CUDA, could using shared memory improve my performance?

I'm implementing an algorithm to convert an image to grayscale using CUDA. I've got it working right now, but I'm looking for ways to improve performance. Right now, the entire color image is transferred to device memory, after which each thread calculates the gray pixel value by looking up the corresponding three (r,g,b) color values.
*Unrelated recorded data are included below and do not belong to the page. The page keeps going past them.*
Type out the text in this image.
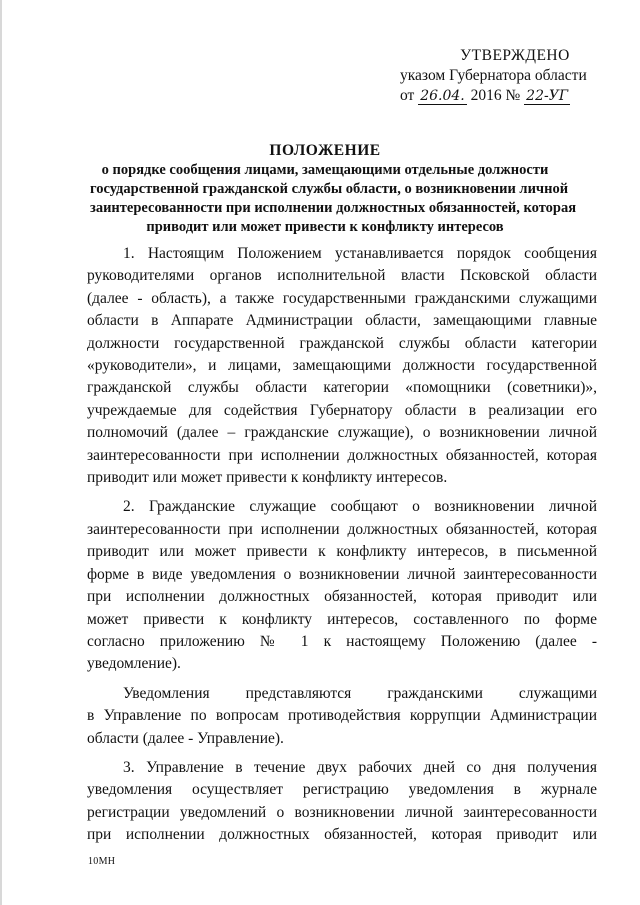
УТВЕРЖДЕНО
указом Губернатора области
от 26.04. 2016 № 22-УГ
ПОЛОЖЕНИЕ
о порядке сообщения лицами, замещающими отдельные должности
государственной гражданской службы области, о возникновении личной
заинтересованности при исполнении должностных обязанностей, которая
приводит или может привести к конфликту интересов
1. Настоящим Положением устанавливается порядок сообщения
руководителями органов исполнительной власти Псковской области
(далее - область), а также государственными гражданскими служащими
области в Аппарате Администрации области, замещающими главные
должности государственной гражданской службы области категории
«руководители», и лицами, замещающими должности государственной
гражданской службы области категории «помощники (советники)»,
учреждаемые для содействия Губернатору области в реализации его
полномочий (далее – гражданские служащие), о возникновении личной
заинтересованности при исполнении должностных обязанностей, которая
приводит или может привести к конфликту интересов.
2. Гражданские служащие сообщают о возникновении личной
заинтересованности при исполнении должностных обязанностей, которая
приводит или может привести к конфликту интересов, в письменной
форме в виде уведомления о возникновении личной заинтересованности
при исполнении должностных обязанностей, которая приводит или
может привести к конфликту интересов, составленного по форме
согласно приложению № 1 к настоящему Положению (далее -
уведомление).
Уведомления представляются гражданскими служащими
в Управление по вопросам противодействия коррупции Администрации
области (далее - Управление).
3. Управление в течение двух рабочих дней со дня получения
уведомления осуществляет регистрацию уведомления в журнале
регистрации уведомлений о возникновении личной заинтересованности
при исполнении должностных обязанностей, которая приводит или
10МН
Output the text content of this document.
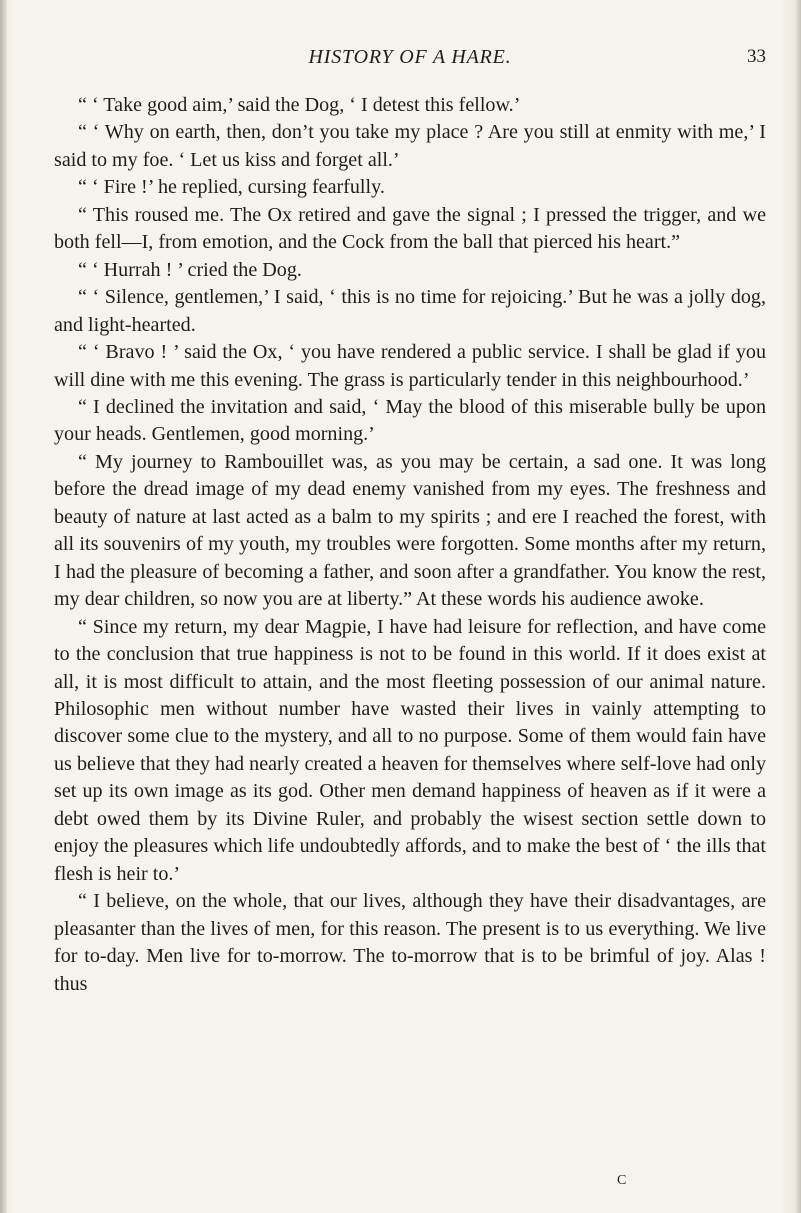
HISTORY OF A HARE.	33

“ ‘ Take good aim,’ said the Dog, ‘ I detest this fellow.’

“ ‘ Why on earth, then, don’t you take my place ? Are you still at enmity with me,’ I said to my foe. ‘ Let us kiss and forget all.’

“ ‘ Fire !’ he replied, cursing fearfully.

“ This roused me. The Ox retired and gave the signal ; I pressed the trigger, and we both fell—I, from emotion, and the Cock from the ball that pierced his heart.”

“ ‘ Hurrah ! ’ cried the Dog.

“ ‘ Silence, gentlemen,’ I said, ‘ this is no time for rejoicing.’ But he was a jolly dog, and light-hearted.

“ ‘ Bravo ! ’ said the Ox, ‘ you have rendered a public service. I shall be glad if you will dine with me this evening. The grass is particularly tender in this neighbourhood.’

“ I declined the invitation and said, ‘ May the blood of this miserable bully be upon your heads. Gentlemen, good morning.’

“ My journey to Rambouillet was, as you may be certain, a sad one. It was long before the dread image of my dead enemy vanished from my eyes. The freshness and beauty of nature at last acted as a balm to my spirits ; and ere I reached the forest, with all its souvenirs of my youth, my troubles were forgotten. Some months after my return, I had the pleasure of becoming a father, and soon after a grandfather. You know the rest, my dear children, so now you are at liberty.” At these words his audience awoke.

“ Since my return, my dear Magpie, I have had leisure for reflection, and have come to the conclusion that true happiness is not to be found in this world. If it does exist at all, it is most difficult to attain, and the most fleeting possession of our animal nature. Philosophic men without number have wasted their lives in vainly attempting to discover some clue to the mystery, and all to no purpose. Some of them would fain have us believe that they had nearly created a heaven for themselves where self-love had only set up its own image as its god. Other men demand happiness of heaven as if it were a debt owed them by its Divine Ruler, and probably the wisest section settle down to enjoy the pleasures which life undoubtedly affords, and to make the best of ‘ the ills that flesh is heir to.’

“ I believe, on the whole, that our lives, although they have their disadvantages, are pleasanter than the lives of men, for this reason. The present is to us everything. We live for to-day. Men live for to-morrow. The to-morrow that is to be brimful of joy. Alas ! thus

C
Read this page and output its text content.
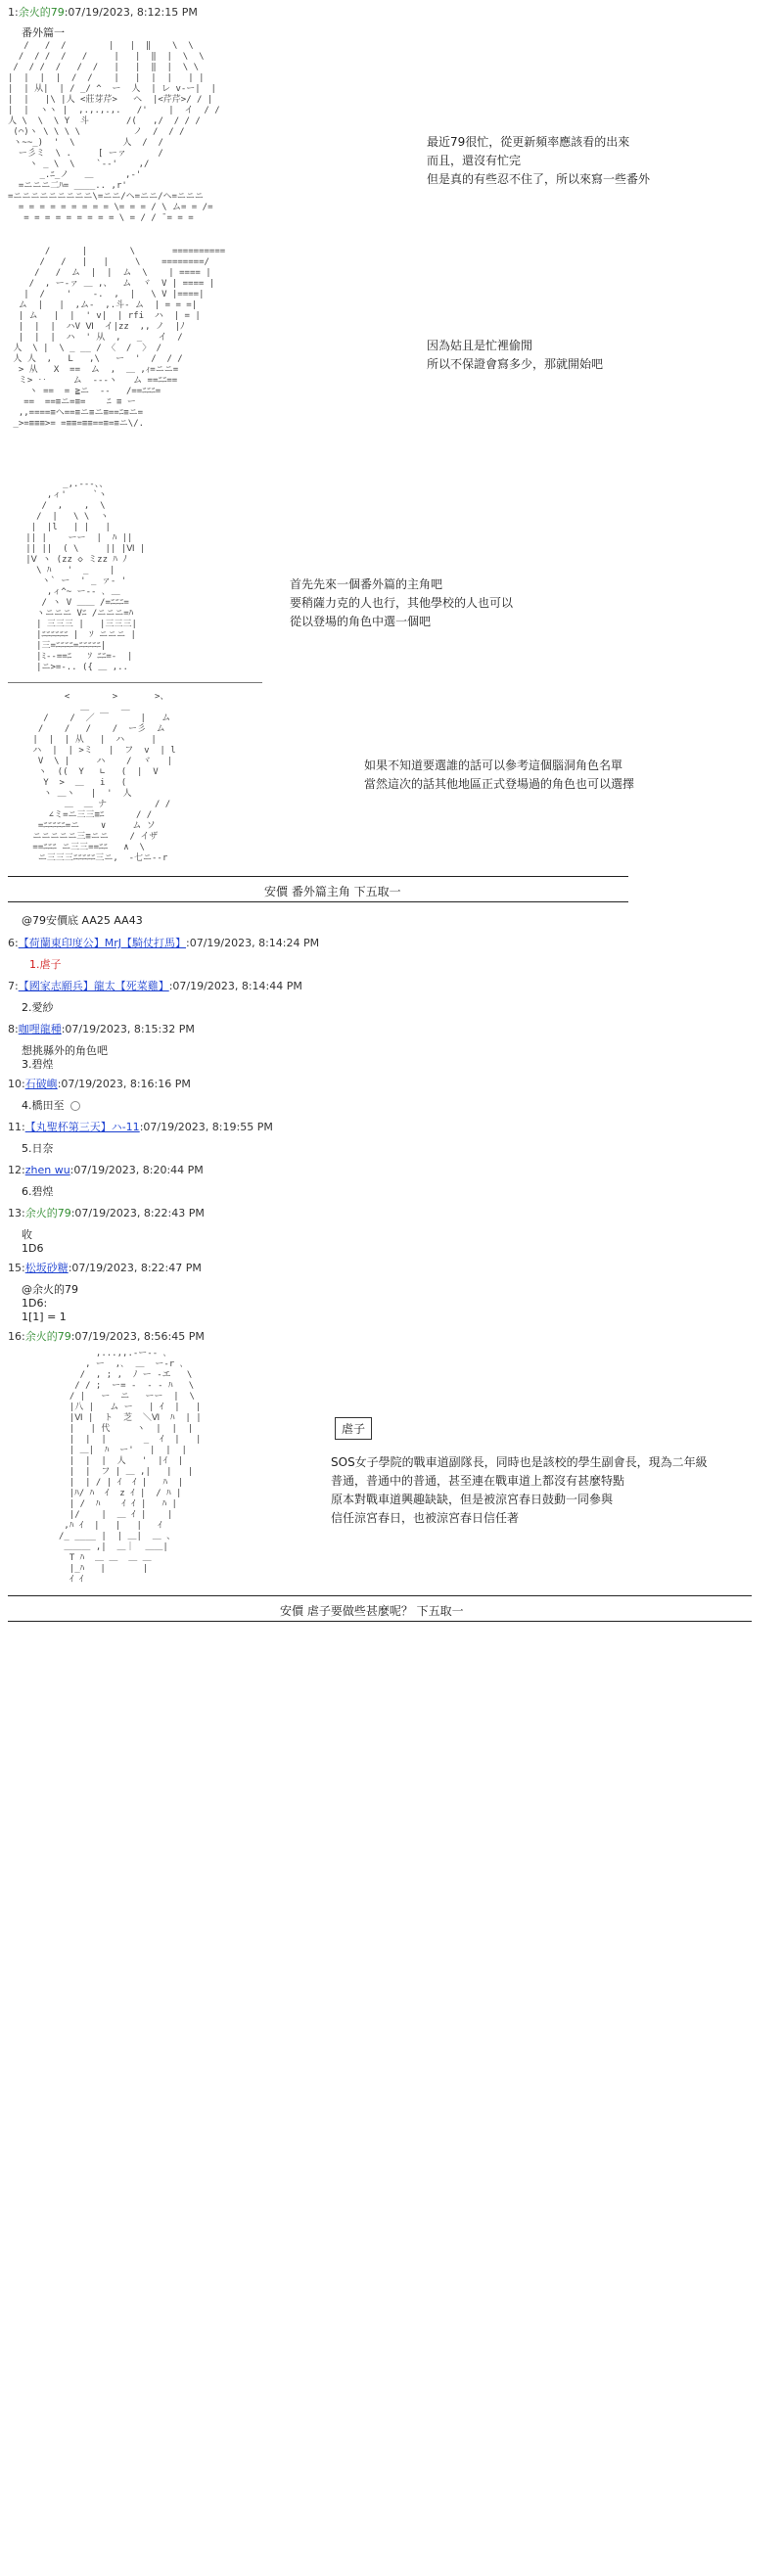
1:余火的79:07/19/2023, 8:12:15 PM
番外篇一
/   /  /        |   |  ‖    \  \
/  / /  /   /     |   |  ‖  |  \  \
/  / /  /   /  /   |   |  ‖  |  \ \
|  |  |  |  /  /    |   |  |  |   | |
|  | 从|  | / _/ ^  ー  人  | レ v-ー|  |
|  |   |\ |人 <莊芽芹>   ヘ  |<芹芹>/ / |
|  |  ヽヽ |  ,.,.,.,.   /'    |  イ  / /
人 \  \  \ Y  斗       /(   ,/  / / /
(⌒)ヽ \ \ \ \          ノ  /  / /
ヽ~~_)  '  \         人  /  /
ー彡ミ  \ .     [ ーァ      /
ヽ _ \  \    `--'    ,/
_.ﾆ_ノ   ＿      ,-'
=ニニニ二ﾊ= ____.. ,r'
=ニニニニニニニニニ\=ニニ/ヘ=ニニ/ヘ=ニニニ
= = = = = = = = = \= = = / \ ム= = /=
= = = = = = = = = \ = / / ̄ = = =
最近79很忙，從更新頻率應該看的出來
而且，還沒有忙完
但是真的有些忍不住了，所以來寫一些番外
/      |        \       ==========
/   /   |   |     \    ========/
/   /  ム  |  |  ム  \    | ==== |
/  , ー‐ァ ＿ ,、  ム  ヾ  V | ==== |
|  /    '    ‐.  ,  |   \ V |====|
ム  |   |  ,ム‐  ,.斗‐ ム  | = = =|
| ム   |  |  ' v|  | rfi  ハ  | = |
|  |  |  ハV Ⅵ  イ|zz  ,, ノ  |ﾉ
|  |  |  ハ  ' 从  ,   _   イ  /
人  \ |  \ _ __ / 〈  /  〉 /
人 人  ,   L   ,\   ー  '  /  / /
> 从   X  ==  ム  ,  ＿ ,ｨ=ニニ=
ミ> ‥     ム  ‐‐‐ヽ   ム ==ﾆﾆ==
ヽ ==  = ≧ニ  ‐‐   /==ﾆﾆﾆ=
==  ==≡ニ=≡=    ﾆ ≡ ー
,,====≡ヘ==≡ニ≡ニ≡==ﾆ≡ニ=
_>=≡≡≡>= =≡≡=≡≡==≡=≡ニ\/.
因為姑且是忙裡偷閒
所以不保證會寫多少，那就開始吧
_,.---、、
,ィ'     `ヽ
/  ,    ,  \
/  |   \ \  ヽ
|  |l   | |   |
|| |    ーー  |  ﾊ ||
|| ||  ( \     || |Ⅵ |
|Ⅴ ヽ (zz ◇ ミzz ﾊ ﾉ
\ ﾊ   '  _    |
ヽ` ー  ' _ ァ‐ '
,ィ^~ ー‐- ､ ＿
/ ヽ V ＿＿ /=ﾆﾆﾆ=
ヽニニニ Vﾆ /ニニニ=ﾊ
| 三三三 |   |三三三|
|ﾆﾆﾆﾆﾆﾆ |  ｿ ニニニ |
|三=ﾆﾆﾆﾆ=ﾆﾆﾆﾆﾆ|
|ﾐ‐‐==ﾆ   ｿ ﾆﾆ=‐  |
|ニ>=-.. ({ ＿ ,..
首先先來一個番外篇的主角吧
要稍薩力克的人也行，其他學校的人也可以
從以登場的角色中選一個吧
<        >       >、
＿      ＿
/    /  ／ ￣      |   ム
/    /   /    /  ー彡  ム
|  |  | 从   |  ハ     |
ハ  |  | >ミ   |  フ  v  | l
V  \ |     ハ    /  ヾ   |
ヽ  ((  Y   ∟   (  |  V
Y  >  ＿   i   (
ヽ ＿ヽ   |  '  人
＿  ＿ ナ         / /
∠ミ=ニ三三≡ﾆ      / /
=ﾆﾆﾆﾆﾆ=ニ    ∨     ム ソ
ニニニニニ三≡ニニ    / イザ
==ﾆﾆﾆ ニ三三==ﾆﾆ   ∧  \
ニ三三三ﾆﾆﾆﾆﾆ三ニ,  ‐七ニ--r
如果不知道要選誰的話可以參考這個腦洞角色名單
當然這次的話其他地區正式登場過的角色也可以選擇
安價 番外篇主角 下五取一
@79安價底 AA25 AA43
6:【荷蘭東印度公】MrJ【騎仗打馬】:07/19/2023, 8:14:24 PM
1.虐子
7:【國家志願兵】龍太【死菜雞】:07/19/2023, 8:14:44 PM
2.愛紗
8:咖哩龍種:07/19/2023, 8:15:32 PM
想挑縣外的角色吧
3.碧煌
10:石破嶼:07/19/2023, 8:16:16 PM
4.橋田至
11:【丸聖杯第三天】ハ-11:07/19/2023, 8:19:55 PM
5.日奈
12:zhen wu:07/19/2023, 8:20:44 PM
6.碧煌
13:余火的79:07/19/2023, 8:22:43 PM
收
1D6
15:松坂砂糖:07/19/2023, 8:22:47 PM
@余火的79
1D6:
1[1] = 1
16:余火的79:07/19/2023, 8:56:45 PM
,...,,.‐ー‐- ､
, ー  ,､  ＿  ー-r ､
/  , ; ,  ﾉ ー ‐エ   \
/ / ;  ー= ‐  ‐ ‐ ﾊ   \
/ |   ー  ニ   ーー  |  \
|八 |   ム ー   | ｲ  |   |
|Ⅵ |  ト  芝  ＼Ⅵ  ﾊ  | |
|   | 代     ヽ  |  |  |
|  |  |       _  ｲ  |   |
| ＿|  ﾊ  ー'   |  |  |
|  |  |  人   '  |ｲ  |
|  |  フ | ＿ ,|   |   |
|  | / | ｲ  ｲ |   ﾊ  |
|ﾊ/ ﾊ  ｲ  z ｲ |  / ﾊ |
| /  ﾊ    ｲ ｲ |   ﾊ |
|/    |  ＿ ｲ |    |
,ﾊ ｲ  |   |   |   ｲ
/_ ____ |  | ＿|  ＿ 、
＿＿＿ ,|  ＿｜  ＿＿|
T ﾊ  ＿ ＿  ＿ ＿
|_ﾊ   |       |
ｲ ｲ
虐子
SOS女子學院的戰車道副隊長，同時也是該校的學生副會長，現為二年級
普通，普通中的普通，甚至連在戰車道上都沒有甚麼特點
原本對戰車道興趣缺缺，但是被涼宮春日鼓動一同參與
信任涼宮春日，也被涼宮春日信任著
安價 虐子要做些甚麼呢？ 下五取一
I have already made sure that the access to global memory is coalesced, though this did not really improve my performance (a 36 mb image took 0.003 s less after the memory access was coalesced...). Right now, I'm wondering whether using shared memory could improve my performance. Here's what I have right now:

My CUDA kernel:

__global__ void darkenImage(const unsigned char * inputImage,
    unsigned char * outputImage, const int width, const int height, int iteration){

  int x = ((blockIdx.x * blockDim.x) + (threadIdx.x + (iteration * MAX_BLOCKS * nrThreads))) * 3;

  if(x+2 < (3 * width*height)){
    float grayPix = 0.0f;
    float r = static_cast< float >(inputImage[x]);
    float g = static_cast< float >(inputImage[x+1]);
    float b = static_cast< float >(inputImage[x+2]);

    grayPix = __fadd_rn(__fadd_rn(__fmul_rn(0.3f, r),__fmul_rn(0.59f, g)), __fmul_rn(0.11f, b));
    grayPix = fma(grayPix,0.6f,0.5f);


    outputImage[(x/3)] = static_cast< unsigned char >(grayPix);
  }
}

My question really is, because there is no memory shared between any two threads, using shared memory shouldn't really help here now should it? Or did I misunderstand?

Regards,

Linus

Solution

If you are not using the same value more than once, using shared memory (cache) will not improve the performance. But you can try to remove the iteration parameter and process more data with each block. Try to have a single kernel launch and a loop within the kernel so that each thread can calculate more than one output data.